This is a book I love. It is a gentle story about the joy of words and about what it means to be separate and connected. It invites you in from the first page and lets you enjoy every last word. Not a summer read, but a serious book that is perfect for a few days at the beach. What a thoughtful pleasure.
This was another interesting book by Ann Padgett. In this one the house plays a major (the major?) character role. We discussed it an online bookclub and came out with varied impressions--one of which centered on the nature of "saints." The mother in this story is considered a saint by some, a villain by others. I'll say no more. It's worth a read and a discussion with friends. As with all her books, the writing is beautiful and the picture she paints of this unusual house is clear and stunning.
I have just finished a delightful book by Jennifer Ryan set in WWII England. It's part spy novel, part family story, funny and touching at the same time. In these cold winter months, we all need some warmth. This was like curling up in front of a fire with a comforter wrapped around me, drinking hot chocolate. The New York Times Book Review called it, "A novel set in a time of war to a tune called pleasing." Enjoy!
This is a powerful memoir written by a holocaust survivor and meant for our times. Dr. Eger survived her experience through her personal courage and devotion to her family. Also, through good luck despite the torture she faced.She came out of the experience not with bitterness but with forgiveness. She made it clear that we have all made choices we'd never make again and that we all needed forgiveness, for ourselves and for others.
News of the World by Paulette Jiles
This is my favorite read of 2018. In many ways it's a delightful old cowboy yarn. In the subtlety of the writing it's entirely new. A man who makes a living by reading the news throughout rural Texas in the late 1800s takes on the assignment of returning a ten-year old girl, captured by the Kiowa and recently released, to her aunt and uncle who live in a small town near San Antonio. The trip is harrowing, but what is truly wonderful is the bond that develops between the girl and the man. What is also wonderful is that Jiles is able to set the scene and tell the tale in 240 pages, a clear example of how less is often more. The book was a National Book Award Finalist.
Marie and Pierre Curie
A Tale of Love and Fallout
by Lauren Redniss
This very graphic novel got mixed reviews. Some found it intriguing both in content and layout. Others found it simply difficult to read and not worth the effort. I was in the first camp, as I had no idea what kind of life Marie led outside of her scientic one. Very illuminating so to speak.

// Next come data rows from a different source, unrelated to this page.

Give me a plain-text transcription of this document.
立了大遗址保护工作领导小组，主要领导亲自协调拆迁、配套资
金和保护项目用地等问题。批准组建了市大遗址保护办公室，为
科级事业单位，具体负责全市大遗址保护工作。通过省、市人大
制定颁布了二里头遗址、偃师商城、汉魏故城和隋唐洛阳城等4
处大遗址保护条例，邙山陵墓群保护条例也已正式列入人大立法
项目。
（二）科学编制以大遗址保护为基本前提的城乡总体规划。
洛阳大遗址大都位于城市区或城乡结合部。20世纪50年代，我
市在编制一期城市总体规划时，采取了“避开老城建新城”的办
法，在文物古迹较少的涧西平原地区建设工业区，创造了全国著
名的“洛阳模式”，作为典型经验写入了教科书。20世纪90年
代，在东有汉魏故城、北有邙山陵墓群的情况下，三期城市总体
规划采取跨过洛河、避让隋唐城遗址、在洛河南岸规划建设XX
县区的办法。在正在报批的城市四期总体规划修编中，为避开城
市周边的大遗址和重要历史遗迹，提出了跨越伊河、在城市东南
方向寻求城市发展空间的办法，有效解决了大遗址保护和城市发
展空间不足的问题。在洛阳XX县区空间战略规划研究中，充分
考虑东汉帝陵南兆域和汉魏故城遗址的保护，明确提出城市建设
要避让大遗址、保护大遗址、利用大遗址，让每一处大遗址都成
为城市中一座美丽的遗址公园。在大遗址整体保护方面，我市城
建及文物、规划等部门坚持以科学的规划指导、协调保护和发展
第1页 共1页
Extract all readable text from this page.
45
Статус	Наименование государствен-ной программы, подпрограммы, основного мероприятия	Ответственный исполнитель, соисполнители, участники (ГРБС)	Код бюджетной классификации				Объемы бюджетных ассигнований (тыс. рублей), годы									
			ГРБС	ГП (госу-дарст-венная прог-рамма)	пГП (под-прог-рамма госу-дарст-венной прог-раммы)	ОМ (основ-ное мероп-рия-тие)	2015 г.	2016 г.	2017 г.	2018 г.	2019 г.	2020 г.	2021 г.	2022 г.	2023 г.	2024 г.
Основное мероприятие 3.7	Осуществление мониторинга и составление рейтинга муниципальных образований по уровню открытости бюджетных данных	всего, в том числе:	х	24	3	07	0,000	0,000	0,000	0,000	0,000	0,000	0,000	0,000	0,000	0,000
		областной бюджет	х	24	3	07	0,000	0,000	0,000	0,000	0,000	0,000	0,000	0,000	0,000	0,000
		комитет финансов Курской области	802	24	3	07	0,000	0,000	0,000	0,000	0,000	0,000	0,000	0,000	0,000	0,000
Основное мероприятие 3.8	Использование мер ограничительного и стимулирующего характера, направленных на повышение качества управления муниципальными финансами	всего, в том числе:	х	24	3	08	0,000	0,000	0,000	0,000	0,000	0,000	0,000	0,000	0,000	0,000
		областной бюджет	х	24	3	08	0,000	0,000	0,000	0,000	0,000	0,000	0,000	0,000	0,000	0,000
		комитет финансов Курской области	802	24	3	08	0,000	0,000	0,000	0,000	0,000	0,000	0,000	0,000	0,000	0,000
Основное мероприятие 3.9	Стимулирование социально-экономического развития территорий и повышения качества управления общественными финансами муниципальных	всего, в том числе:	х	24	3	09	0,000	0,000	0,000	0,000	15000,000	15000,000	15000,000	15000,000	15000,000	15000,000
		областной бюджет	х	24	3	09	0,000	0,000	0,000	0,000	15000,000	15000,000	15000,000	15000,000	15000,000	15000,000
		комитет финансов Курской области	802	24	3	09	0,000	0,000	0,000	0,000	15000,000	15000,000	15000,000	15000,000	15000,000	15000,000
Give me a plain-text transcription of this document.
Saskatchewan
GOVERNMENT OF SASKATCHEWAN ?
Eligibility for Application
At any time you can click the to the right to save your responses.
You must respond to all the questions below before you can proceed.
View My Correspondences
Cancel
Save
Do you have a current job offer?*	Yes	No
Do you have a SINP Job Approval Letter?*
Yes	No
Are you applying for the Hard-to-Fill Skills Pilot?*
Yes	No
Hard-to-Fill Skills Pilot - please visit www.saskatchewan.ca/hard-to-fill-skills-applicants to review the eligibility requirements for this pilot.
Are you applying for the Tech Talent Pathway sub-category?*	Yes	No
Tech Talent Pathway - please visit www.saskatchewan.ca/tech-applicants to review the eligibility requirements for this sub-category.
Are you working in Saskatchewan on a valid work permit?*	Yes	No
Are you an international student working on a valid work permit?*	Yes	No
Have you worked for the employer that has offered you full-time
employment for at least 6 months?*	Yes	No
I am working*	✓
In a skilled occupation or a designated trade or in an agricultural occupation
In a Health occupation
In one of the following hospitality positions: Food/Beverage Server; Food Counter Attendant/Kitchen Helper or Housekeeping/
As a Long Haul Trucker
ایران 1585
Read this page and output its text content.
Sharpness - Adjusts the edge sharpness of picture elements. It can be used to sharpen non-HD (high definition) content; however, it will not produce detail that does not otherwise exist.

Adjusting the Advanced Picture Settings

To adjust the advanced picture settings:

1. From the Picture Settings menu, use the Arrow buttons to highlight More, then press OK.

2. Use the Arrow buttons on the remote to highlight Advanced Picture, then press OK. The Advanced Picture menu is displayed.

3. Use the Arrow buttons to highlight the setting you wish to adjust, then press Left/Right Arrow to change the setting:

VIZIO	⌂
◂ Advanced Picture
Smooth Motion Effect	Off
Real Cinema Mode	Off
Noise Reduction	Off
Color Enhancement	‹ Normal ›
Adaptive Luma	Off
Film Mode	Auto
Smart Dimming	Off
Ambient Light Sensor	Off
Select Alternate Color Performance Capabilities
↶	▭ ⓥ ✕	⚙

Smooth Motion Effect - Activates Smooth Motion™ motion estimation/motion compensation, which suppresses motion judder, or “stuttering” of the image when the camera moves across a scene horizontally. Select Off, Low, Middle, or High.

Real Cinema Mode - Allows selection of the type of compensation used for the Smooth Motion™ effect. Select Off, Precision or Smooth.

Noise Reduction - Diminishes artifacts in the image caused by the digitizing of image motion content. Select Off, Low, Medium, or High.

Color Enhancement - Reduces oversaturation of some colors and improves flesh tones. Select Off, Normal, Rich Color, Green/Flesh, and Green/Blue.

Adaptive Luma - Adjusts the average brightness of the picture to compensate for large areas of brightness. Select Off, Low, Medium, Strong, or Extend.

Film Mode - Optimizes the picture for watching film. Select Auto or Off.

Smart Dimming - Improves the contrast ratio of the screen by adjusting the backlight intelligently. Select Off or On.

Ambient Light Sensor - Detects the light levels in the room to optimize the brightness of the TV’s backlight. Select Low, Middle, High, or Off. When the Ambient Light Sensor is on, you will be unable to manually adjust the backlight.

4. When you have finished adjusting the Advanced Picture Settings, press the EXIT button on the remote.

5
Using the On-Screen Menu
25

A Man Called Ove by Fredrik Bakman
Some found this book charming. Others found it a little slow. All agreed it was the unusual story of a curmodgeon one grows to love as his life story unfolds.
Also by Bakman: My Grandmother Asked Me to Tell you She's Sorry. The story of a precocious seven-year old and her outrageous grandmother intent on hiding a multitude of secrets. It was a book I found delightful.
The Boys in the Boat (2013) by Daniel James Brown
This is the surprising best-seller of how blue-collar oarsmen overcame exclusive Eastern college teams and then went to Berlin’s Olympic games during the Great Depression and the upsurge of Nazi Germany.
I especially loved this book because of how the individuals struggled, and yet learned, to be a cohesive team unit.
Hillbilly Elegy by J.D. Vance
Vance presents an aspect of diversity often unconsidered. Growing up low-income doesn’t mean poor. Childhood experiences influence our path in life. I loved the book as it showed a positive outcome for the author as he grew from "white trash”.
The Immortal Life of Henrietta Lacks by Rebecca Skloot
Why didn’t I ever learn about this in high school biology? Henrietta’s cells grew and grew in test tubes for medical research while all other cells died.Shortly after the discovery of her cells in 1951, the polio vaccine was born. Her cells are still alive in laboratories all over the world.Imagine where we would be today without her?